When we randomly draw a single CI we can then check and see if it captures mu (because we programmed it in the simulation). At this point the answer is simply yes or no. Our knowledge of mu necessitates this. In the real world we don’t know the true values of parameters, but, according to frequency stats, they are still fixed. This is the key. So the only difference between your simulation and a real situation is we can’t simply check and see if mu is captured by our CI. But the options for our conclusion are the same as the simulation- It either does or does not capture mu, but we can’t know which.
Hi Alex. I don’t think this has to be the case. I am completely willing to recognize that there is a 5% chance that this particular interval does not contain Mu. That is not the same thing as assigning a probability to the null hypothesis (which can only be done in a Bayesian framework, as you well-know). Both you and Jake make similar points about a single interval (say randomly chosen from our set) as either containing Mu or not. And I agree that this is the crux of the issue. You are both right. Either the interval contains Mu or it does not, and we don’t know which. However, if we were making odds (for gamblers) about whether or not the interval would contain Mu, and our goal was to set the line to be EV-neutral, we would set it so that someone who bets YES or NO would expect to break-even. This would be 19:1 against. By offering that line, we are acknowledging that there is a 95% chance the interval contains Mu.
I can see where you are coming from about betting behavior, and it makes me even more convinced you are a closet bayesian. But I want to go back to the logic of interpretation 4. I’m sure you would agree that to be coherent betters our probabilities must sum to 1. Accepting interpretation 4 means that .95 of your probability is tied up in your interval, by definition. This leaves .05 probability to allocate to points or intervals outside your interval chosen. This logically implies that the null value must be assigned less than or equal to probability .05 if it falls even barely outside your chosen interval. Even if we have a disjointed probability distribution in which all of that remaining .05 is centered on the null value 0, it still cannot exceed .05. So interpretation 2 must also be accepted alongside interpretation 4.
Accepting interpretation 4 implies accepting interpretation 2, and depending on your preference for what is considered (un)likely, accepting interpretation 3 (and also 1). So this means accepting interpretation 4 implies accepting at least 3 other interpretations. We know that interpretation 2 is wrong, so 4 must also be wrong, and by implication so must the others.
I agree with Alex. Statement 4 implies statement 2 because it is the complementary statement. I also think that Ryne’s interpretation is not exactly the same as statement #4 in the study. Statement #4 reads non-frequentist to me because we attach a probability to a statement about an unknown parameter. Therefore, it cannot be correct because the uncertainty is attached to the data in a frequentist framework.
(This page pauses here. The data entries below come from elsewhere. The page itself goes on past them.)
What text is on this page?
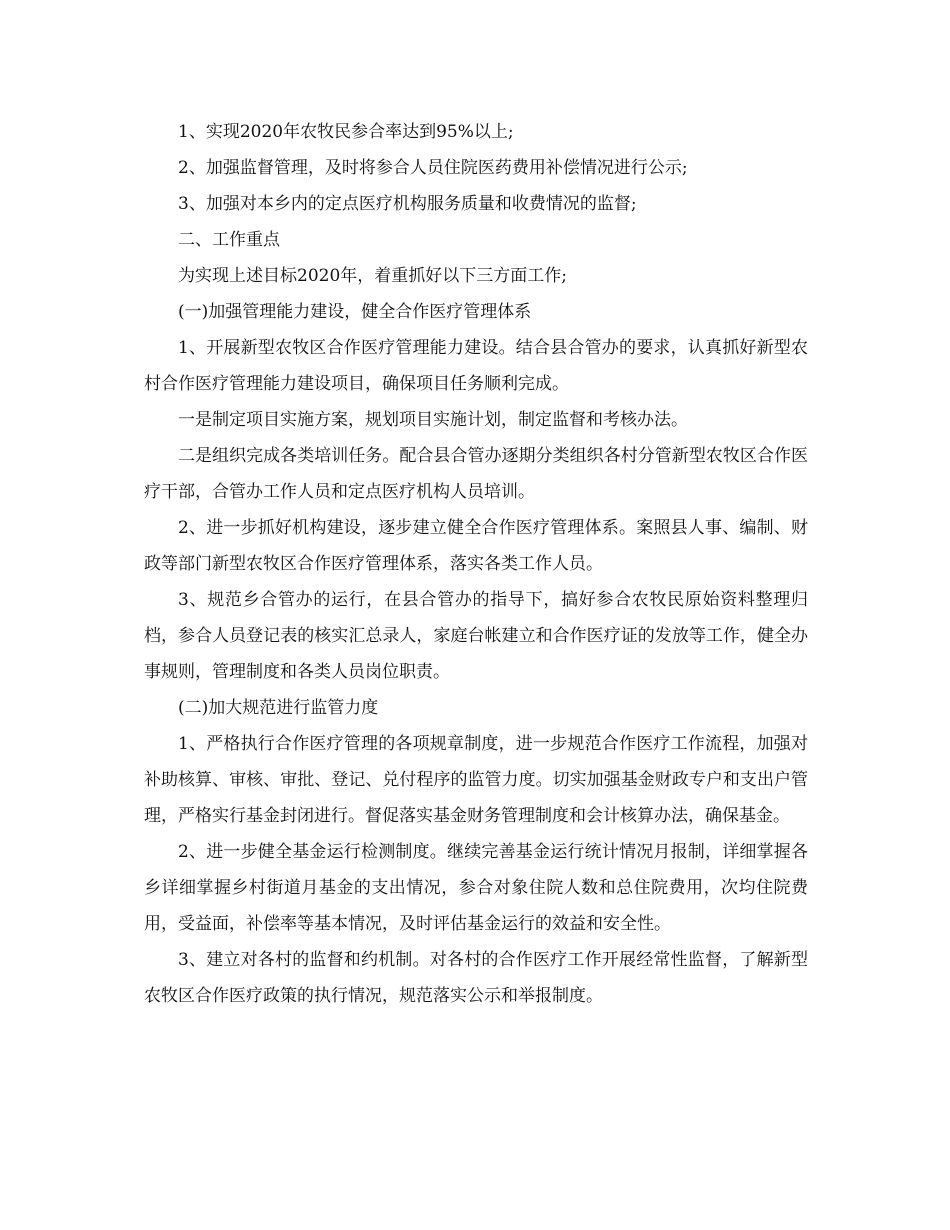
1、实现2020年农牧民参合率达到95%以上;

2、加强监督管理，及时将参合人员住院医药费用补偿情况进行公示;

3、加强对本乡内的定点医疗机构服务质量和收费情况的监督;

二、工作重点

为实现上述目标2020年，着重抓好以下三方面工作;

(一)加强管理能力建设，健全合作医疗管理体系

1、开展新型农牧区合作医疗管理能力建设。结合县合管办的要求，认真抓好新型农村合作医疗管理能力建设项目，确保项目任务顺利完成。

一是制定项目实施方案，规划项目实施计划，制定监督和考核办法。

二是组织完成各类培训任务。配合县合管办逐期分类组织各村分管新型农牧区合作医疗干部，合管办工作人员和定点医疗机构人员培训。

2、进一步抓好机构建设，逐步建立健全合作医疗管理体系。案照县人事、编制、财政等部门新型农牧区合作医疗管理体系，落实各类工作人员。

3、规范乡合管办的运行，在县合管办的指导下，搞好参合农牧民原始资料整理归档，参合人员登记表的核实汇总录人，家庭台帐建立和合作医疗证的发放等工作，健全办事规则，管理制度和各类人员岗位职责。

(二)加大规范进行监管力度

1、严格执行合作医疗管理的各项规章制度，进一步规范合作医疗工作流程，加强对补助核算、审核、审批、登记、兑付程序的监管力度。切实加强基金财政专户和支出户管理，严格实行基金封闭进行。督促落实基金财务管理制度和会计核算办法，确保基金。

2、进一步健全基金运行检测制度。继续完善基金运行统计情况月报制，详细掌握各乡详细掌握乡村街道月基金的支出情况，参合对象住院人数和总住院费用，次均住院费用，受益面，补偿率等基本情况，及时评估基金运行的效益和安全性。

3、建立对各村的监督和约机制。对各村的合作医疗工作开展经常性监督，了解新型农牧区合作医疗政策的执行情况，规范落实公示和举报制度。
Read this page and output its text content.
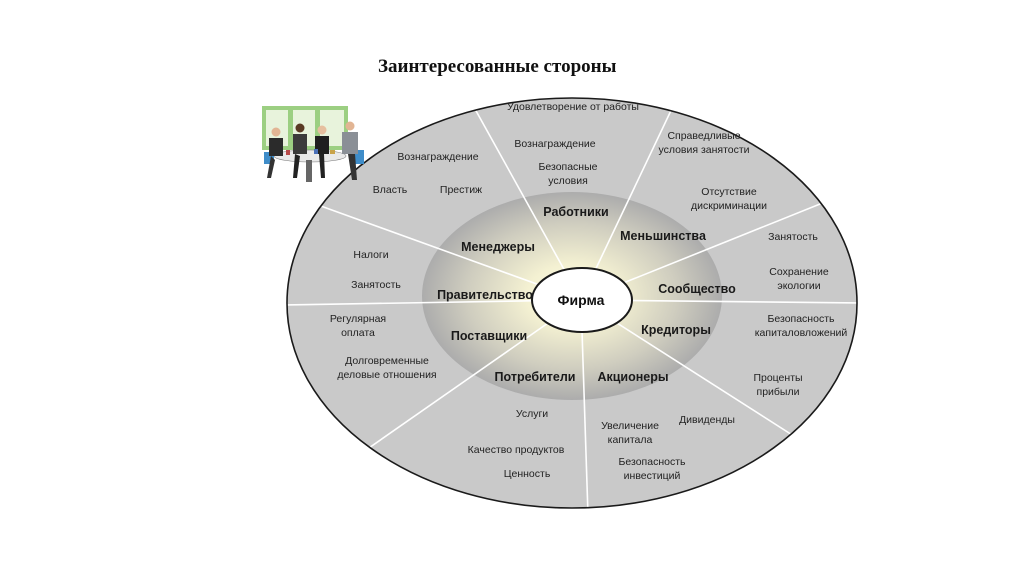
Заинтересованные стороны
Фирма
Работники
Меньшинства
Сообщество
Кредиторы
Акционеры
Потребители
Поставщики
Правительство
Менеджеры
Удовлетворение от работы
Вознаграждение
Безопасные
условия
Справедливые
условия занятости
Отсутствие
дискриминации
Занятость
Сохранение
экологии
Безопасность
капиталовложений
Проценты
прибыли
Дивиденды
Увеличение
капитала
Безопасность
инвестиций
Услуги
Качество продуктов
Ценность
Регулярная
оплата
Долговременные
деловые отношения
Налоги
Занятость
Вознаграждение
Власть	Престиж
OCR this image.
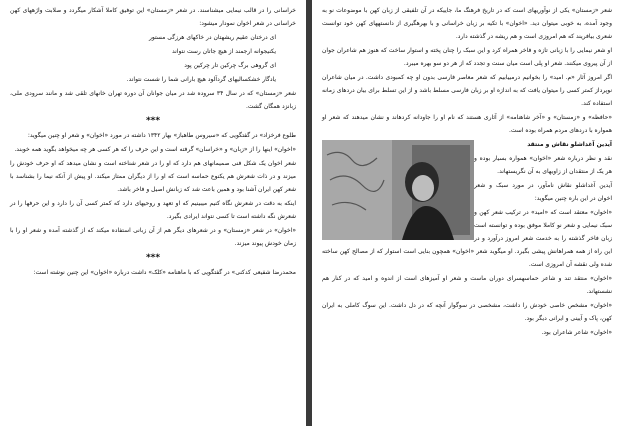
خراسانی را در قالب نیمایی میشناسند. در شعر «زمستان» این توفیق کاملا آشکار میگردد و صلابت واژههای کهن خراسانی در شعر اخوان نمودار میشود:

ای درختان عقیم ریشهتان در خاکهای هرزگی مستور

یکنیجوانه ارجمند از هیچ جاتان رست نتواند

ای گروهی برگ چرکین تار چرکین پود

یادگار خشکسالیهای گردآلود هیچ بارانی شما را شست نتواند.

شعر «زمستان» که در سال ۳۴ سروده شد در میان جوانان آن دوره تهران خانهای تلقی شد و مانند سرودی ملی، زبانزد همگان گشت.

***

طلوع فرخزاد» در گفتگویی که «سیروس طاهباز» بهار ۱۳۴۲ داشته در مورد «اخوان» و شعر او چنین میگوید:

«اخوان» اینها را از «زبان» و «خراسان» گرفته است و این حرف را که هر کسی هر چه میخواهد بگوید همه خوبند.

شعر اخوان یک شکل فنی صمیمانهای هم دارد که او را در شعر شناخته است و نشان میدهد که او حرف خودش را میزند و در ذات شعرش هم یکنوع حماسه است که او را از دیگران ممتاز میکند. او پیش از آنکه نیما را بشناسد با شعر کهن ایران آشنا بود و همین باعث شد که زبانش اصیل و فاخر باشد.

اینکه به دقت در شعرش نگاه کنیم میبینیم که او تعهد و روحیهای دارد که کمتر کسی آن را دارد و این حرفها را در شعرش نگه داشته است تا کسی نتواند ایرادی بگیرد.

«اخوان» در شعر «زمستان» و در شعرهای دیگر هم از آن زبانی استفاده میکند که از گذشته آمده و شعر او را با زمان خودش پیوند میزند.

***

محمدرضا شفیعی کدکنی» در گفتگویی که با ماهنامه «کلک» داشت درباره «اخوان» این چنین نوشته است:

شعر «زمستان» یکی از نوآوریهای است که در تاریخ فرهنگ ما، جاییکه در آن تلفیقی از زبان کهن با موضوعات نو به وجود آمده، به خوبی میتوان دید. «اخوان» با تکیه بر زبان خراسانی و با بهرهگیری از دانستههای کهن خود توانست شعری بیافریند که هم امروزی است و هم ریشه در گذشته دارد.

او شعر نیمایی را با زبانی تازه و فاخر همراه کرد و این سبک را چنان پخته و استوار ساخت که هنوز هم شاعران جوان از آن پیروی میکنند. شعر او پلی است میان سنت و تجدد که از هر دو سو بهره میبرد.

اگر امروز آثار «م. امید» را بخوانیم درمییابیم که شعر معاصر فارسی بدون او چه کمبودی داشت. در میان شاعران نوپرداز کمتر کسی را میتوان یافت که به اندازه او بر زبان فارسی مسلط باشد و از این تسلط برای بیان دردهای زمانه استفاده کند.

«حافظه» و «زمستان» و «آخر شاهنامه» از آثاری هستند که نام او را جاودانه کردهاند و نشان میدهند که شعر او همواره با دردهای مردم همراه بوده است.

آیدین آغداشلو نقاش و منتقد

نقد و نظر درباره شعر «اخوان» همواره بسیار بوده و هر یک از منتقدان از زاویهای به آن نگریستهاند.

آیدین آغداشلو نقاش نامآور، در مورد سبک و شعر اخوان در این باره چنین میگوید:

«اخوان» معتقد است که «امید» در ترکیب شعر کهن و سبک نیمایی و شعر نو کاملا موفق بوده و توانسته است زبان فاخر گذشته را به خدمت شعر امروز درآورد و در این راه از همه همراهانش پیشی بگیرد. او میگوید شعر «اخوان» همچون بنایی است استوار که از مصالح کهن ساخته شده ولی نقشه آن امروزی است.

«اخوان» منتقد تند و شاعر حماسهسرای دوران ماست و شعر او آمیزهای است از اندوه و امید که در کنار هم نشستهاند.

«اخوان» مشخص خاصی خودش را داشت، مشخصی در سوگوار آنچه که در دل داشت. این سوگ کاملی به ایران کهن، پاک و آیینی و ایرانی دیگر بود.

«اخوان» شاعر شاعران بود.
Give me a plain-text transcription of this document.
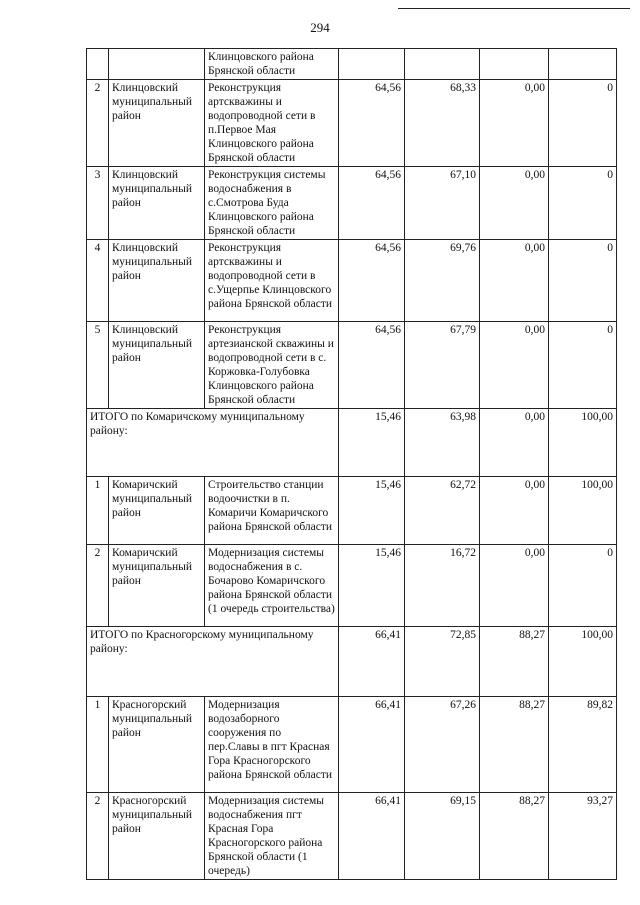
294
		Клинцовского района Брянской области				
2	Клинцовский муниципальный район	Реконструкция артскважины и водопроводной сети в п.Первое Мая Клинцовского района Брянской области	64,56	68,33	0,00	0
3	Клинцовский муниципальный район	Реконструкция системы водоснабжения в с.Смотрова Буда Клинцовского района Брянской области	64,56	67,10	0,00	0
4	Клинцовский муниципальный район	Реконструкция артскважины и водопроводной сети в с.Ущерпье Клинцовского района Брянской области	64,56	69,76	0,00	0
5	Клинцовский муниципальный район	Реконструкция артезианской скважины и водопроводной сети в с. Коржовка-Голубовка Клинцовского района Брянской области	64,56	67,79	0,00	0
ИТОГО по Комаричскому муниципальному району:			15,46	63,98	0,00	100,00
1	Комаричский муниципальный район	Строительство станции водоочистки в п. Комаричи Комаричского района Брянской области	15,46	62,72	0,00	100,00
2	Комаричский муниципальный район	Модернизация системы водоснабжения в с. Бочарово Комаричского района Брянской области (1 очередь строительства)	15,46	16,72	0,00	0
ИТОГО по Красногорскому муниципальному району:			66,41	72,85	88,27	100,00
1	Красногорский муниципальный район	Модернизация водозаборного сооружения по пер.Славы в пгт Красная Гора Красногорского района Брянской области	66,41	67,26	88,27	89,82
2	Красногорский муниципальный район	Модернизация системы водоснабжения пгт Красная Гора Красногорского района Брянской области (1 очередь)	66,41	69,15	88,27	93,27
Although it is hard to get the head around the idea behind frequentism, not to speak of the challenges in teaching it, I think one should be strict in interpreting CIs (and p-values, for that matter). This avoids misunderstandings about the nature of frequentist inference and the misinterpretation of significant results and p-values that we see over and over again.
What I find useful as an interpretation is what Jake proposes here: the CI gives you the range of mu’s the given data is compatible with.
Hi Ryne,
It seems to me that in your simulation, you’re still not talking about the probability that this particular interval right here contains the parameter. You’re talking about the probability that a randomly selected interval contains the parameter. (That randomness is key because that’s what involves a probability.) Which I think is completely legit and in accordance with the formal definition of a confidence interval. But it’s not the same as whether this interval — the 215th interval in the set of 1000, say — contains the parameter. The 215th interval either does or doesn’t contain the parameter.
But really, as far as interpreting confidence intervals goes, I don’t think we need to contort ourselves. A “safe” and non-head-exploding interpretation of a confidence interval is just as an inversion of the hypothesis test. In other words, it is the range of values of mu that we would fail to reject at a given alpha level. Put more colloquially, it is the range of values that are consistent with the data we observed. This is what I tell my students anyway. If that also turns out to be technically wrong then I guess I’m joining you in statistical hell.
Hello Ryne,
Jake Westfall’s answer is spot on. Any specific interval either contains the parameter in question or it does not. The probability is either 0 or 1 for that specific interval. The 95% coverage only comes into play across repeated random sampling of the population with new samples and new confidence intervals.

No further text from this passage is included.